The Capuchin Catacombs of Palermo were built as a simple cemetery in which to bury the monks of the monastery and their current development it must be, in some ways, to the case.

The Capuchin friars were established in Palermo in 1534, at the church of Santa Maria della Pace (Lady of Peace). They had created a cemetery in which deceased friars were buried digging a mass grave that opened like a tank under the altar of St. Anne.

Soon, however, the Capuchin community grew and by 1597 the first room of the cemetery, the pit/tank, became insufficient. For this reason, excavations were begun to create a large cemetery behind the main altar, using the existence of ancient caves. After two years the new cemetery was ready and it was decided to transfer the brothers from the overflowing charnel house to the new resting place.

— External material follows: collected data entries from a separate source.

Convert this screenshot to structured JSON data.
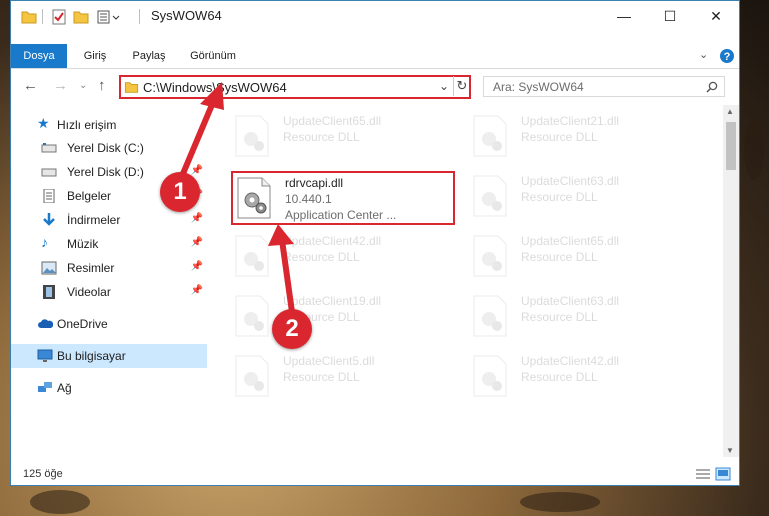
{
  "window": {
    "title": "SysWOW64"
  },
  "controls": {
    "minimize": "—",
    "maximize": "☐",
    "close": "✕"
  },
  "ribbon": {
    "tabs": [
      {
        "label": "Dosya",
        "active": true
      },
      {
        "label": "Giriş"
      },
      {
        "label": "Paylaş"
      },
      {
        "label": "Görünüm"
      }
    ]
  },
  "address": {
    "path": "C:\\Windows\\SysWOW64"
  },
  "search": {
    "placeholder": "Ara: SysWOW64"
  },
  "sidebar": {
    "quick_access": "Hızlı erişim",
    "items": [
      {
        "label": "Yerel Disk (C:)",
        "icon": "drive-icon"
      },
      {
        "label": "Yerel Disk (D:)",
        "icon": "drive-icon"
      },
      {
        "label": "Belgeler",
        "icon": "documents-icon"
      },
      {
        "label": "İndirmeler",
        "icon": "downloads-icon"
      },
      {
        "label": "Müzik",
        "icon": "music-icon"
      },
      {
        "label": "Resimler",
        "icon": "pictures-icon"
      },
      {
        "label": "Videolar",
        "icon": "videos-icon"
      }
    ],
    "onedrive": "OneDrive",
    "this_pc": "Bu bilgisayar",
    "network": "Ağ"
  },
  "files": {
    "selected": {
      "name": "rdrvcapi.dll",
      "version": "10.440.1",
      "description": "Application Center ..."
    },
    "left_col": [
      {
        "name": "UpdateClient65.dll",
        "type": "Resource DLL"
      },
      {
        "name": "UpdateClient42.dll",
        "type": "Resource DLL"
      },
      {
        "name": "UpdateClient19.dll",
        "type": "Resource DLL"
      },
      {
        "name": "UpdateClient5.dll",
        "type": "Resource DLL"
      }
    ],
    "right_col": [
      {
        "name": "UpdateClient21.dll",
        "type": "Resource DLL"
      },
      {
        "name": "UpdateClient63.dll",
        "type": "Resource DLL"
      },
      {
        "name": "UpdateClient65.dll",
        "type": "Resource DLL"
      },
      {
        "name": "UpdateClient63.dll",
        "type": "Resource DLL"
      },
      {
        "name": "UpdateClient42.dll",
        "type": "Resource DLL"
      }
    ]
  },
  "status": {
    "count": "125 öğe"
  },
  "callouts": {
    "one": "1",
    "two": "2"
  },
  "colors": {
    "accent": "#1979ca",
    "callout": "#d9262f",
    "selected_bg": "#cce8ff"
  }
}
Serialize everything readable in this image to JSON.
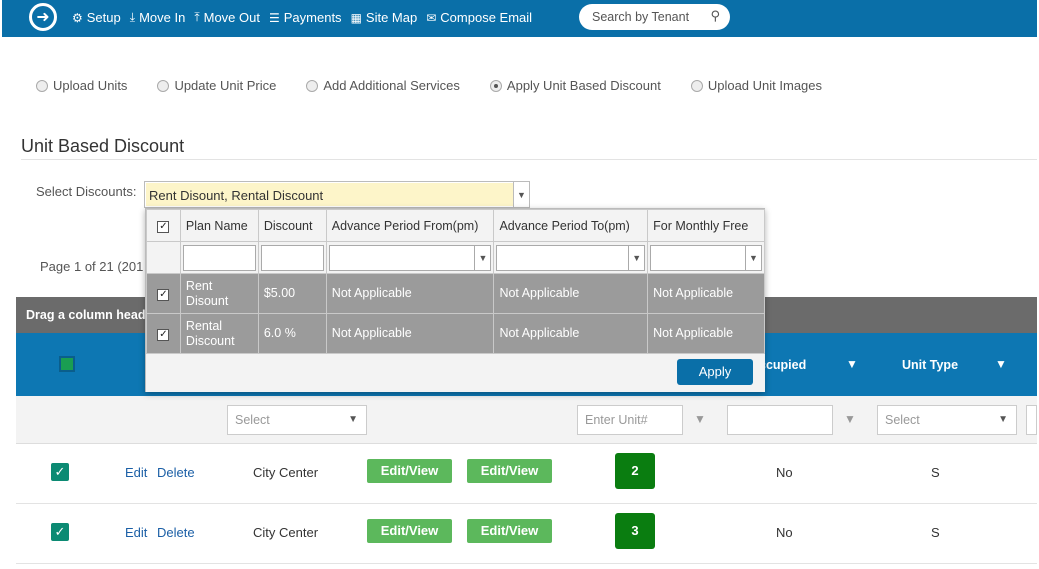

However, when the friars exhumed the corpses something incredible had happened: forty-five friars were found naturally mummified and magnificently preserved. They had not decomposed and their faces were recognizable.



The Capuchins believed that this instance was an act of God and, instead of burying the remains, they decided to display and adored the bodies of their brothers as relics, propped in niches along the walls of the first corridor of the new cemetery.

The body that was first housed in the newly-created catacomb was that of Fra Silvestro da Gubbio, still exposed in a simple brown robe and headdress clutching a sign commemorating the event (16 Ottobre 1599).